Saat itu Nazar ditemani Anas dan Saan Mustopa. Sedang Irjen Djoko ditemani AKBP Teddy Rusmawan. Kabarnya ada penyerahan uang di sana.

“Saya tidak tahu itu pertemuan apa. Tapi kata Nazar, dalam pertemuan itu hadir Teddy Rusmawan dari Korlantas. Teddy membawa Rp 4 miliar dalam pertemuan,” kata Junimart, Rabu (13/3/2013).

Menurut Junimart, uang yang dibawa Teddy itu lantas diserahkan kepada yang hadir menemui. Namun dia tidak mengetahui, untuk keperluan apa uang tersebut diserahkan.

“Diserahkan uang itu,” kata Junimart.

Saan yang dikonfirmasi soal pertemuan itu belum mau memberikan komentar.
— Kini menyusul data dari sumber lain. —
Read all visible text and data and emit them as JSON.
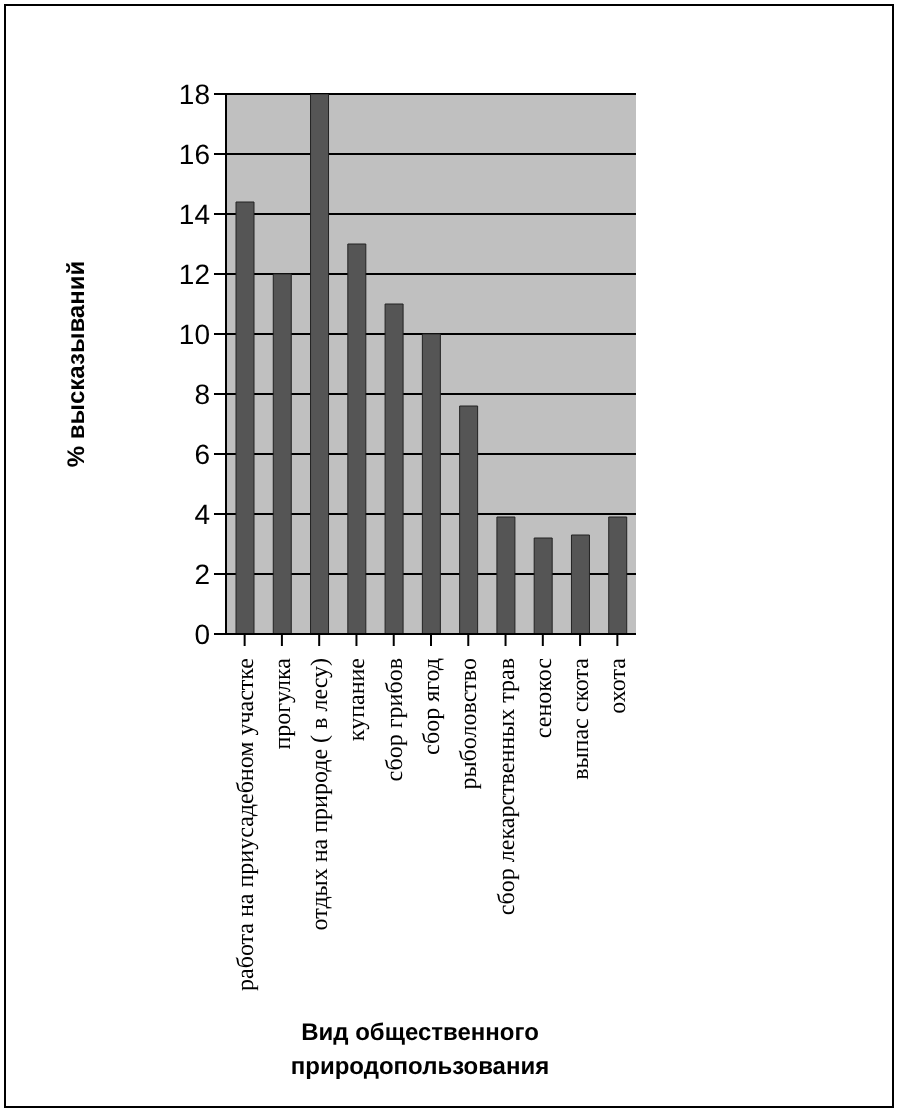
{
  "chart_data": {
    "type": "bar",
    "categories": [
      "работа на приусадебном участке",
      "прогулка",
      "отдых на природе ( в лесу)",
      "купание",
      "сбор грибов",
      "сбор ягод",
      "рыболовство",
      "сбор лекарственных трав",
      "сенокос",
      "выпас скота",
      "охота"
    ],
    "values": [
      14.4,
      12,
      18,
      13,
      11,
      10,
      7.6,
      3.9,
      3.2,
      3.3,
      3.9
    ],
    "color": "#555555",
    "ylabel": "% высказываний",
    "xlabel": "Вид общественного природопользования",
    "ylim": [
      0,
      18
    ],
    "yticks": [
      0,
      2,
      4,
      6,
      8,
      10,
      12,
      14,
      16,
      18
    ],
    "grid": "y"
  }
}
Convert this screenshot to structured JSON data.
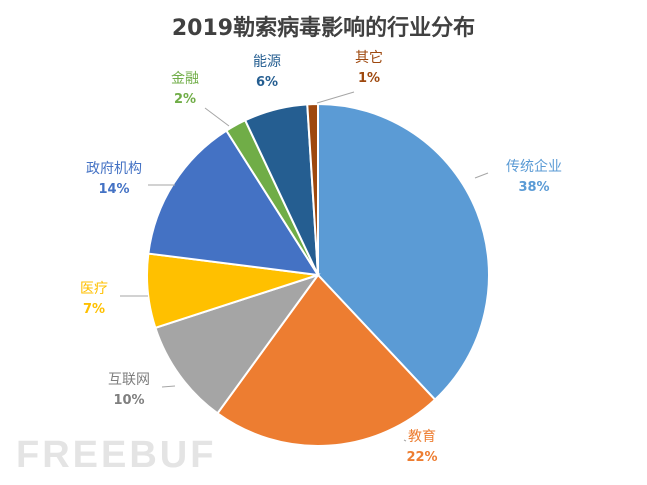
{
  "chart_data": {
    "type": "pie",
    "title": "2019勒索病毒影响的行业分布",
    "slices": [
      {
        "label": "传统企业",
        "value": 38,
        "pct": "38%",
        "color": "#5b9bd5"
      },
      {
        "label": "教育",
        "value": 22,
        "pct": "22%",
        "color": "#ed7d31"
      },
      {
        "label": "互联网",
        "value": 10,
        "pct": "10%",
        "color": "#a5a5a5"
      },
      {
        "label": "医疗",
        "value": 7,
        "pct": "7%",
        "color": "#ffc000"
      },
      {
        "label": "政府机构",
        "value": 14,
        "pct": "14%",
        "color": "#4472c4"
      },
      {
        "label": "金融",
        "value": 2,
        "pct": "2%",
        "color": "#70ad47"
      },
      {
        "label": "能源",
        "value": 6,
        "pct": "6%",
        "color": "#255e91"
      },
      {
        "label": "其它",
        "value": 1,
        "pct": "1%",
        "color": "#9e480e"
      }
    ],
    "label_colors": [
      "#5b9bd5",
      "#ed7d31",
      "#7f7f7f",
      "#ffc000",
      "#4472c4",
      "#70ad47",
      "#255e91",
      "#9e480e"
    ],
    "start_angle": "12 o'clock",
    "direction": "clockwise"
  },
  "watermark": "FREEBUF"
}
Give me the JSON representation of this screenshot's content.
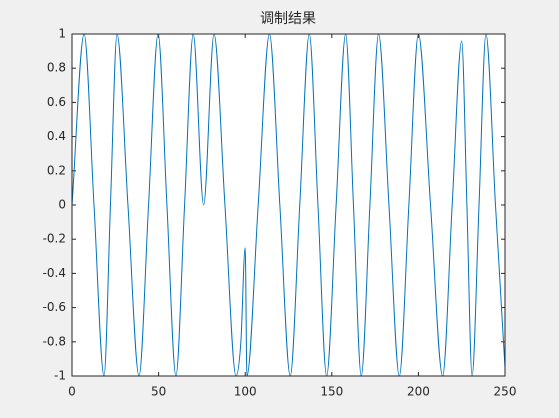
{
  "chart_data": {
    "type": "line",
    "title": "调制结果",
    "x": [
      0,
      7,
      12.7,
      18.5,
      22.2,
      26,
      32.3,
      38.7,
      44.2,
      49.7,
      54.8,
      60,
      65,
      70,
      76,
      82,
      88.3,
      94.7,
      97.5,
      100,
      101,
      107.5,
      114,
      120,
      126,
      131.5,
      137,
      142,
      147,
      152.5,
      158,
      162.5,
      167,
      172,
      177,
      183,
      189,
      194.5,
      200,
      207,
      214,
      219.5,
      225,
      228,
      231,
      235,
      239,
      244.5,
      250
    ],
    "series": [
      {
        "color": "#0072bd",
        "values": [
          0,
          1,
          0,
          -1,
          0,
          1,
          0,
          -1,
          0,
          1,
          0,
          -1,
          0,
          1,
          0,
          1,
          0,
          -1,
          -0.8,
          -0.25,
          -1,
          0,
          1,
          0,
          -1,
          0,
          1,
          0,
          -1,
          0,
          1,
          0,
          -1,
          0,
          1,
          0,
          -1,
          0,
          1,
          0,
          -1,
          0,
          0.96,
          0,
          -1,
          0,
          1,
          0,
          -0.95
        ]
      }
    ],
    "xlim": [
      0,
      250
    ],
    "ylim": [
      -1,
      1
    ],
    "xticks": [
      0,
      50,
      100,
      150,
      200,
      250
    ],
    "yticks": [
      -1,
      -0.8,
      -0.6,
      -0.4,
      -0.2,
      0,
      0.2,
      0.4,
      0.6,
      0.8,
      1
    ]
  }
}
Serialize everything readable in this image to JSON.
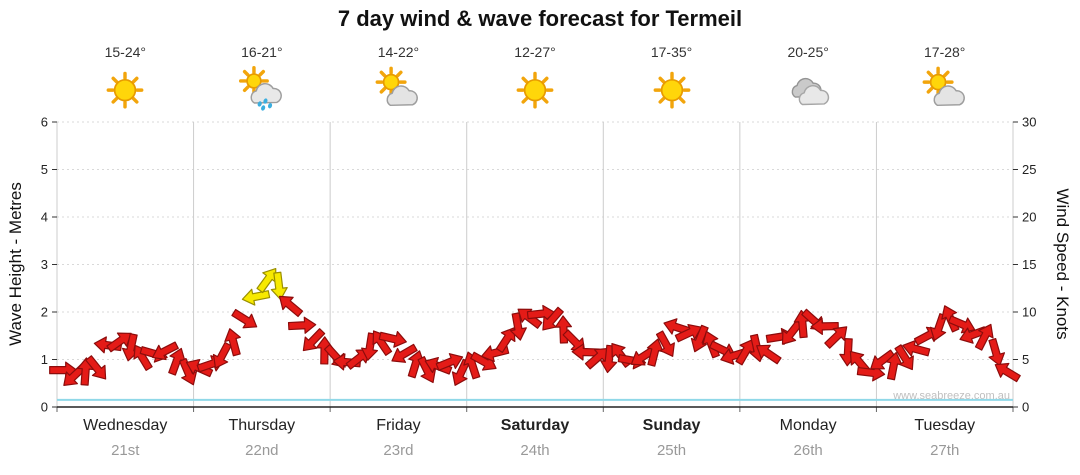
{
  "title": "7 day wind & wave forecast for Termeil",
  "watermark": "www.seabreeze.com.au",
  "axes": {
    "left_label": "Wave Height - Metres",
    "right_label": "Wind Speed - Knots",
    "left_ticks": [
      0,
      1,
      2,
      3,
      4,
      5,
      6
    ],
    "right_ticks": [
      0,
      5,
      10,
      15,
      20,
      25,
      30
    ]
  },
  "days": [
    {
      "name": "Wednesday",
      "date": "21st",
      "temp": "15-24°",
      "icon": "sunny",
      "bold": false
    },
    {
      "name": "Thursday",
      "date": "22nd",
      "temp": "16-21°",
      "icon": "rain",
      "bold": false
    },
    {
      "name": "Friday",
      "date": "23rd",
      "temp": "14-22°",
      "icon": "partly-cloudy",
      "bold": false
    },
    {
      "name": "Saturday",
      "date": "24th",
      "temp": "12-27°",
      "icon": "sunny",
      "bold": true
    },
    {
      "name": "Sunday",
      "date": "25th",
      "temp": "17-35°",
      "icon": "sunny",
      "bold": true
    },
    {
      "name": "Monday",
      "date": "26th",
      "temp": "20-25°",
      "icon": "cloudy",
      "bold": false
    },
    {
      "name": "Tuesday",
      "date": "27th",
      "temp": "17-28°",
      "icon": "partly-cloudy",
      "bold": false
    }
  ],
  "colors": {
    "arrow_red": "#E41B17",
    "arrow_red_border": "#8C0C0C",
    "arrow_yellow": "#F7E900",
    "arrow_yellow_border": "#9A8F00",
    "wave_line": "#8FD8E8",
    "grid": "#CCCCCC",
    "grid_dotted": "#D9D9D9",
    "axis": "#222222",
    "date_gray": "#999999"
  },
  "chart_data": {
    "type": "scatter",
    "title": "7 day wind & wave forecast for Termeil",
    "x_categories": [
      "Wednesday 21st",
      "Thursday 22nd",
      "Friday 23rd",
      "Saturday 24th",
      "Sunday 25th",
      "Monday 26th",
      "Tuesday 27th"
    ],
    "ylim_left_metres": [
      0,
      6
    ],
    "ylim_right_knots": [
      0,
      30
    ],
    "grid": "vertical day separators, dotted horizontal metre lines",
    "series": [
      {
        "name": "Wind Speed (knots, arrows coloured by strength, rotated by direction)",
        "points_per_day": 12,
        "strong_threshold_knots": 11.5,
        "knots": [
          3.5,
          3,
          3.5,
          4,
          6.5,
          7,
          6.5,
          5.5,
          6,
          5.5,
          4.5,
          3.5,
          4,
          4.5,
          5.5,
          7,
          9.5,
          12,
          13,
          12.5,
          10.5,
          8.5,
          7,
          6,
          5.5,
          5,
          5.5,
          6,
          6.5,
          7,
          5.5,
          4.5,
          4,
          4.5,
          5,
          4,
          4,
          4.5,
          5.5,
          7,
          8.5,
          9.5,
          10,
          9.5,
          8.5,
          6.5,
          5.5,
          5,
          5,
          5.5,
          5,
          5.5,
          6,
          7,
          8,
          7.5,
          7,
          6.5,
          6,
          5.5,
          6,
          6.5,
          6,
          7,
          7.5,
          8.5,
          9,
          8.5,
          7.5,
          6,
          5,
          4,
          4.5,
          4,
          5,
          6,
          7.5,
          8.5,
          9.5,
          9,
          8,
          7,
          5.5,
          3.5
        ],
        "dir_deg": [
          0,
          137,
          274,
          51,
          188,
          325,
          102,
          239,
          16,
          153,
          290,
          67,
          204,
          341,
          118,
          255,
          32,
          169,
          306,
          83,
          220,
          357,
          134,
          271,
          48,
          185,
          322,
          99,
          236,
          13,
          150,
          287,
          64,
          201,
          338,
          115,
          252,
          29,
          166,
          303,
          80,
          217,
          354,
          131,
          268,
          45,
          182,
          319,
          96,
          233,
          10,
          147,
          284,
          61,
          198,
          335,
          112,
          249,
          26,
          163,
          300,
          77,
          214,
          351,
          128,
          265,
          42,
          179,
          316,
          93,
          230,
          7,
          144,
          281,
          58,
          195,
          332,
          109,
          246,
          23,
          160,
          297,
          74,
          211
        ]
      },
      {
        "name": "Wave Height (metres)",
        "constant_m": 0.15
      }
    ]
  }
}
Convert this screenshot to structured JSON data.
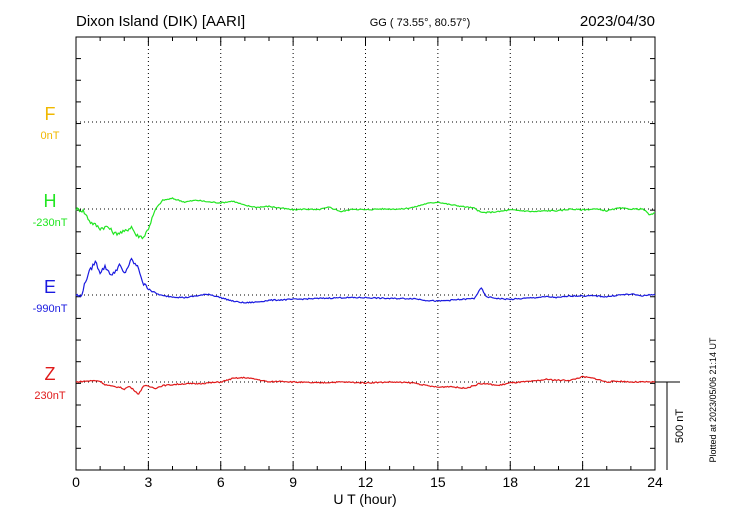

Sedang pihak Anas melaku pengacaranya Firman Wijaya mengaku belum mendapatkan informasi apa-apa dari kliennya mengenai kasus Simulator.

“Saya akan tanyakan dulu,” ujar Firman.

Sedangkan pengacara Teddy Rusmawan, Dwi Ria Latifah menyerahkan segala sesuatunya ke KPK. Dia hanya menyatakan kilennya berada dalam posisi yang salah.

“Apa yang sudah ditanyakan penyidik KPK dalam pemeriksaan terhadap klien saya, semuanya sudah dijelaskan secara lengkap sejauh yang diketahui dan dialami secara langsung oleh klien saya. Jadi untuk substansi lebih baik lengkapnya tanyakan ke KPK. Saya cuma mau bilang klien saya Teddy Rusmawan kebetulan saja berada dalam posisi dan waktu yang salah,” kata Dwi Ria.